Inside the Xinjiang ‘Re-education’ Camps

Olivia Groom

The Nazi concentration camps are viewed as one of the cruelest schemes in history. With more than 1000 of these camps, 1.65 million people were registered prisoners at one point. Yet, whilst it is rare to find a single person unaware of this past inhumanity, most people turn a blind eye to the occurrence of similar events on a large scale right under our noses.

 

China is operating a system of internment camps for Muslims in Xinjiang. ASPI identified 380 detention centres established across the region since 2017, ranging from lowest security re-education camps to fortified prisons. This is despite claims by the Chinese authorities that its Xinjiang Data Project was winding down. By September 2020, 1.3 million people had been through Xinjiang’s “re-education” scheme annually for six years. In a clear crackdown against ethnic minorities in China, those detained include Uyghurs, Kazakhs, Kyrgyz and other ethnic Turkic Muslims, Christians, and some foreign citizens such as Kazakhstanis. Known as “Vocational Education and Training Centers”, the purpose of these camps, and the extreme measures implemented within, is apparently to prevent religious extremism and terrorist activities, and to ensure ethnic unity. In reality, these camps are “places of brainwashing, torture, and punishment,” said Nicholas Bequeline, Amnesty International’s East Asia Director. Those admitted to camps are not put on trial, have no access to lawyers or right to challenge the decision, and it is only the authorities who can decide when an individual has been ‘transformed’ and can therefore leave. Leaked Chinese government documents, which the ICIJ have labelled "The China Cables", include a nine-page memo sent out in 2017 by Zhu Hailun, who was the deputy-secretary of Xinjiang's Communist Party and the region's top security official. This memo instructs the camps should be run as high security prisons, with strict discipline and punishments. Anyone who resists or fails to demonstrate enough progress face punishments ranging from verbal abuse to food deprivation, solitary confinement, beatings and use of restraints and stress positions. There have also been reports of deaths and suicides inside the facilities.

 

Despite this clear breach of human rights, it is doubtful the West will significantly intervene in China’s wrongdoings.
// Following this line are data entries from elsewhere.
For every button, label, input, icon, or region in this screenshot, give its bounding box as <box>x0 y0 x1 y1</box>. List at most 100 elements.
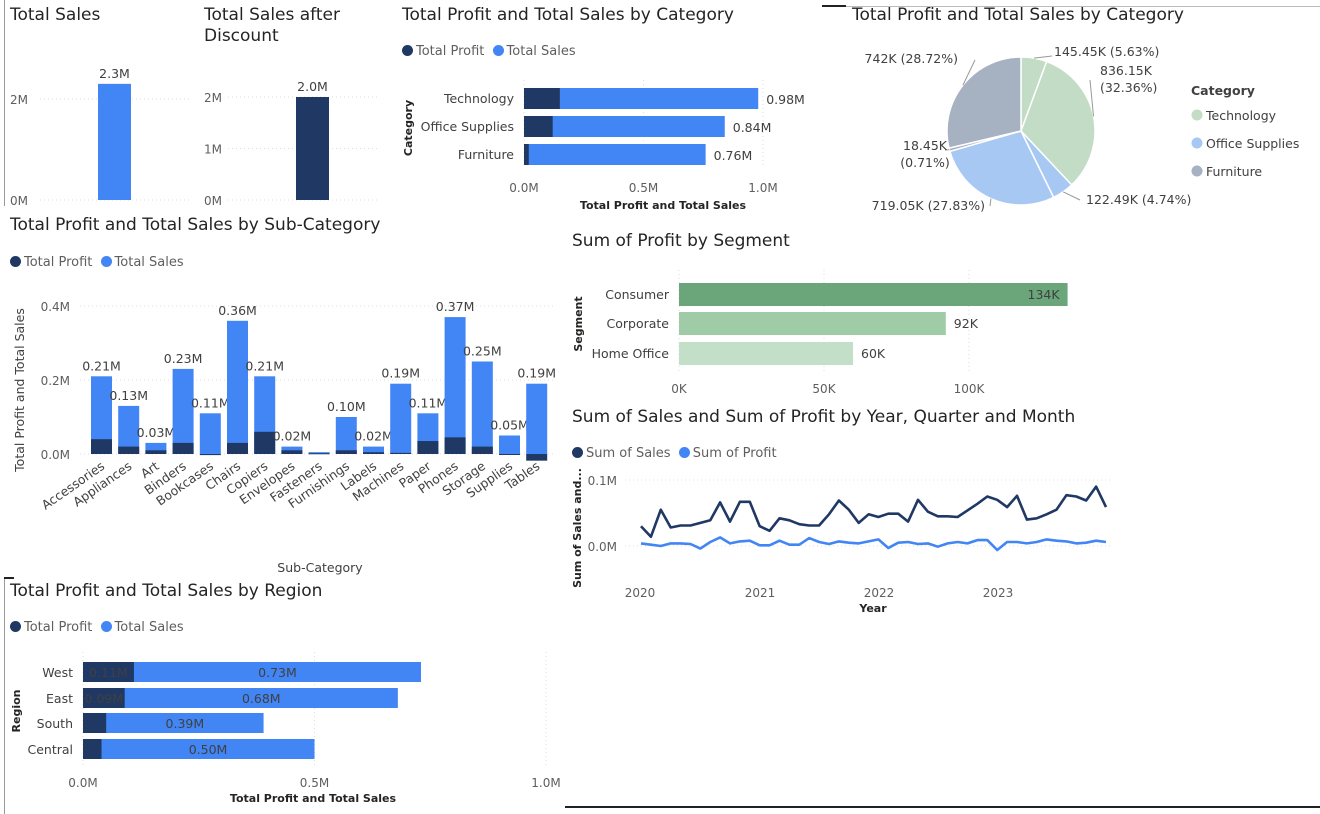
bar-total-sales[interactable] <box>308 452 330 454</box>
bar-total-profit[interactable] <box>83 662 134 682</box>
frame-region-top-mark <box>4 577 14 579</box>
pie-slice[interactable] <box>946 56 1022 150</box>
x-tick-label: 1.0M <box>748 181 777 195</box>
pie-data-label: 719.05K (27.83%) <box>872 198 985 213</box>
bar-total-sales[interactable] <box>83 662 421 682</box>
bar-sum-of-profit[interactable] <box>679 283 1068 306</box>
legend-total-sales[interactable]: Total Sales <box>100 620 184 635</box>
y-category-label: Consumer <box>605 287 670 302</box>
legend-sum-of-sales[interactable]: Sum of Sales <box>572 446 671 461</box>
bar-total-profit[interactable] <box>524 88 560 109</box>
y-category-label: Home Office <box>592 346 670 361</box>
y-axis-title: Segment <box>572 296 585 351</box>
legend-dot-icon <box>572 447 583 458</box>
pie-data-label: 145.45K (5.63%) <box>1054 44 1159 59</box>
legend-total-profit[interactable]: Total Profit <box>10 620 92 635</box>
bar-total-sales[interactable] <box>227 320 248 454</box>
pie-legend-dot-icon[interactable] <box>1191 109 1203 121</box>
legend-total-sales[interactable]: Total Sales <box>492 44 576 59</box>
data-label: 0.03M <box>137 425 176 440</box>
bar-total-profit[interactable] <box>308 453 330 455</box>
bar-total-profit[interactable] <box>227 442 248 454</box>
x-tick-label: 0.5M <box>300 776 329 790</box>
bar-total-sales[interactable] <box>524 144 706 165</box>
data-label: 0.23M <box>164 351 203 366</box>
bar-total-sales[interactable] <box>83 739 315 759</box>
bar-total-sales[interactable] <box>98 83 131 200</box>
pie-slice[interactable] <box>1020 60 1096 186</box>
y-tick-label: 2M <box>204 91 222 105</box>
bar-total-profit[interactable] <box>363 452 384 454</box>
bar-total-profit[interactable] <box>417 441 439 454</box>
pie-legend-dot-icon[interactable] <box>1191 165 1203 177</box>
x-tick-label: 0K <box>671 382 688 396</box>
bar-total-sales[interactable] <box>363 446 384 454</box>
legend-total-profit[interactable]: Total Profit <box>10 255 92 270</box>
bar-total-sales[interactable] <box>83 688 398 708</box>
legend-total-sales[interactable]: Total Sales <box>100 255 184 270</box>
bar-total-sales[interactable] <box>172 368 194 454</box>
bar-total-profit[interactable] <box>390 452 412 454</box>
bar-total-profit[interactable] <box>471 446 493 454</box>
bar-total-profit[interactable] <box>499 454 520 455</box>
y-category-label: West <box>42 665 73 680</box>
pie-slice[interactable] <box>948 130 1055 206</box>
bar-total-profit[interactable] <box>83 688 125 708</box>
bar-total-sales-after-discount[interactable] <box>296 97 329 200</box>
pie-leader-line <box>962 59 976 86</box>
legend-total-profit[interactable]: Total Profit <box>402 44 484 59</box>
bar-total-sales[interactable] <box>526 383 548 454</box>
data-label: 0.11M <box>89 665 128 680</box>
bar-total-sales[interactable] <box>91 376 112 454</box>
pie-data-label: (32.36%) <box>1100 80 1157 95</box>
bar-total-profit[interactable] <box>526 454 548 461</box>
bar-total-profit[interactable] <box>172 442 194 454</box>
bar-total-profit[interactable] <box>444 437 466 454</box>
bar-total-sales[interactable] <box>118 405 140 454</box>
bar-total-sales[interactable] <box>335 417 357 454</box>
data-label: 0.39M <box>166 716 205 731</box>
bar-total-profit[interactable] <box>254 431 276 454</box>
x-tick-label: 2023 <box>983 586 1014 600</box>
bar-total-profit[interactable] <box>83 739 102 759</box>
bar-total-sales[interactable] <box>444 317 466 454</box>
bar-total-profit[interactable] <box>281 450 303 454</box>
y-axis-title: Total Profit and Total Sales <box>12 308 27 473</box>
bar-total-sales[interactable] <box>499 435 520 455</box>
legend-label: Sum of Profit <box>692 446 777 461</box>
bar-total-profit[interactable] <box>83 713 107 733</box>
bar-sum-of-profit[interactable] <box>679 312 946 335</box>
bar-total-profit[interactable] <box>145 450 167 454</box>
legend-dot-icon <box>678 447 690 458</box>
bar-total-sales[interactable] <box>199 413 221 454</box>
bar-total-profit[interactable] <box>335 450 357 454</box>
bar-total-profit[interactable] <box>199 454 221 456</box>
bar-total-sales[interactable] <box>524 88 759 109</box>
bar-total-profit[interactable] <box>118 446 140 454</box>
y-category-label: Technology <box>443 91 515 106</box>
pie-legend-dot-icon[interactable] <box>1191 137 1203 149</box>
y-axis-title: Category <box>402 100 415 156</box>
bar-total-profit[interactable] <box>91 439 112 454</box>
bar-total-sales[interactable] <box>145 442 167 454</box>
pie-leader-line <box>1062 191 1081 201</box>
line-sum-of-profit[interactable] <box>640 536 1107 552</box>
pie-legend-title: Category <box>1191 83 1255 98</box>
bar-total-profit[interactable] <box>524 144 529 165</box>
bar-sum-of-profit[interactable] <box>679 342 853 365</box>
bar-total-sales[interactable] <box>471 361 493 455</box>
y-category-label: East <box>46 691 73 706</box>
x-axis-title: Total Profit and Total Sales <box>230 792 397 805</box>
line-sum-of-sales[interactable] <box>640 485 1108 539</box>
y-category-label: South <box>37 716 73 731</box>
data-label: 0.19M <box>381 366 420 381</box>
x-tick-label: 0.5M <box>629 181 658 195</box>
subcategory-legend: Total Profit Total Sales <box>10 255 188 270</box>
bar-total-sales[interactable] <box>390 383 412 454</box>
bar-total-sales[interactable] <box>83 713 264 733</box>
data-label: 0.09M <box>85 691 124 706</box>
bar-total-sales[interactable] <box>524 116 725 137</box>
bar-total-profit[interactable] <box>524 116 553 137</box>
legend-sum-of-profit[interactable]: Sum of Profit <box>678 446 777 461</box>
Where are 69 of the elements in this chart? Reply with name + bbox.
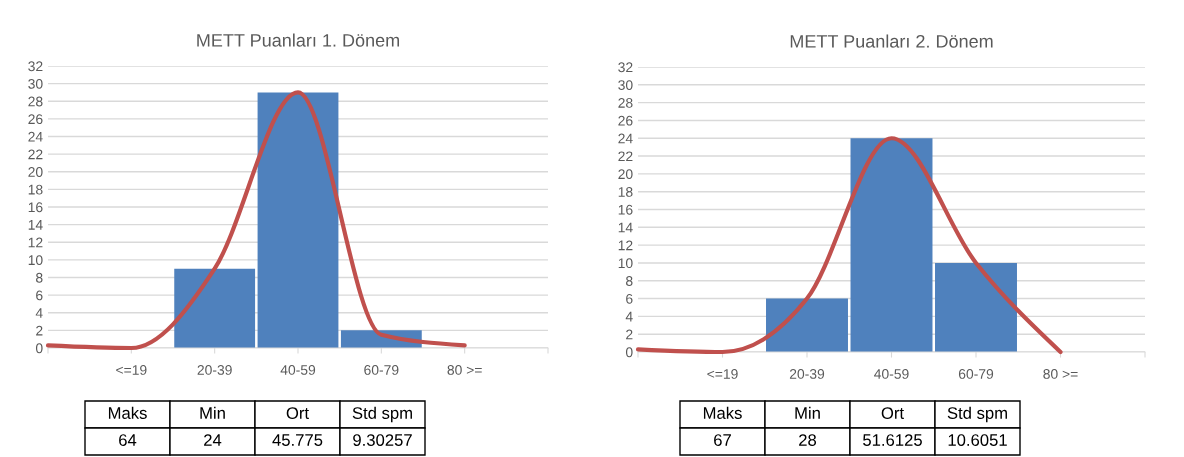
text: Ort: [881, 407, 904, 419]
text: Maks: [703, 406, 742, 419]
y-tick-label: 22: [28, 149, 43, 160]
y-tick-label: 10: [618, 258, 633, 269]
bar: [850, 138, 933, 352]
y-tick-label: 28: [618, 97, 633, 108]
y-tick-label: 10: [28, 255, 43, 266]
y-tick-label: 20: [618, 169, 633, 180]
text: Ort: [286, 407, 309, 419]
x-tick-label: 60-79: [364, 365, 399, 375]
text: 64: [119, 434, 137, 446]
text: 28: [799, 434, 817, 446]
bar: [935, 262, 1017, 352]
x-tick-label: 20-39: [197, 365, 232, 375]
y-tick-label: 6: [36, 290, 43, 301]
bar: [257, 92, 339, 348]
x-tick-label: <=19: [116, 365, 147, 375]
y-tick-label: 24: [28, 131, 43, 142]
y-tick-label: 30: [28, 78, 43, 89]
y-tick-label: 32: [28, 61, 43, 72]
y-tick-label: 2: [36, 325, 43, 336]
x-tick-label: 80 >=: [447, 365, 482, 375]
y-tick-label: 0: [35, 343, 43, 354]
text: Maks: [108, 406, 147, 419]
text: Std spm: [352, 406, 412, 423]
x-tick-label: 80 >=: [1043, 369, 1078, 379]
x-tick-label: <=19: [707, 369, 738, 379]
text: 24: [204, 434, 222, 446]
text: Min: [795, 406, 820, 419]
text: 45.775: [272, 434, 323, 446]
line-series: [635, 136, 1063, 355]
y-tick-label: 6: [626, 293, 633, 304]
y-tick-label: 32: [618, 62, 633, 73]
y-tick-label: 24: [618, 133, 633, 144]
y-tick-label: 26: [28, 114, 43, 125]
y-tick-label: 14: [28, 220, 43, 230]
text: Min: [200, 406, 225, 419]
y-tick-label: 0: [625, 347, 633, 358]
bar: [766, 298, 848, 352]
y-tick-label: 2: [626, 329, 633, 340]
y-tick-label: 30: [618, 80, 633, 90]
line-series: [45, 90, 467, 351]
y-tick-label: 20: [28, 167, 43, 177]
text: 10.6051: [948, 434, 1007, 446]
y-tick-label: 22: [618, 151, 633, 162]
y-tick-label: 18: [28, 184, 43, 195]
x-tick-label: 40-59: [874, 369, 909, 379]
y-tick-label: 28: [28, 96, 43, 107]
y-tick-label: 12: [618, 240, 633, 251]
y-tick-label: 12: [28, 237, 43, 248]
x-tick-label: 40-59: [280, 365, 316, 375]
y-tick-label: 16: [618, 204, 633, 215]
y-tick-label: 14: [618, 222, 633, 233]
chart-title: METT Puanları 1. Dönem: [197, 33, 400, 47]
x-tick-label: 20-39: [789, 369, 825, 379]
bar: [174, 268, 256, 348]
y-tick-label: 26: [618, 115, 633, 126]
y-tick-label: 4: [625, 311, 633, 322]
text: 67: [714, 434, 731, 446]
text: Std spm: [947, 406, 1007, 423]
y-tick-label: 16: [28, 202, 43, 213]
text: 51.6125: [863, 434, 922, 446]
y-tick-label: 8: [36, 272, 43, 283]
text: 9.30257: [353, 434, 412, 446]
y-tick-label: 18: [618, 187, 633, 197]
y-tick-label: 4: [35, 308, 43, 318]
y-tick-label: 8: [626, 276, 633, 286]
chart-title: METT Puanları 2. Dönem: [790, 34, 993, 48]
x-tick-label: 60-79: [958, 369, 994, 379]
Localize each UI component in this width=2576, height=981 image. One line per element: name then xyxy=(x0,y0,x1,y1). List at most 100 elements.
Only in the future - whether it is five, ten, or twenty years, will we probably wonder why we chose to do not to do so little. “The only thing necessary for the triumph of evil is for good men to do nothing.” Yet, in 2019 at the United Nations, 54 nations rejected allegations against China and supported China's policies in Xinjiang. Let us not repeat the mistakes of the past, and allow for the triumph of evil. Then again, perhaps it is already too late.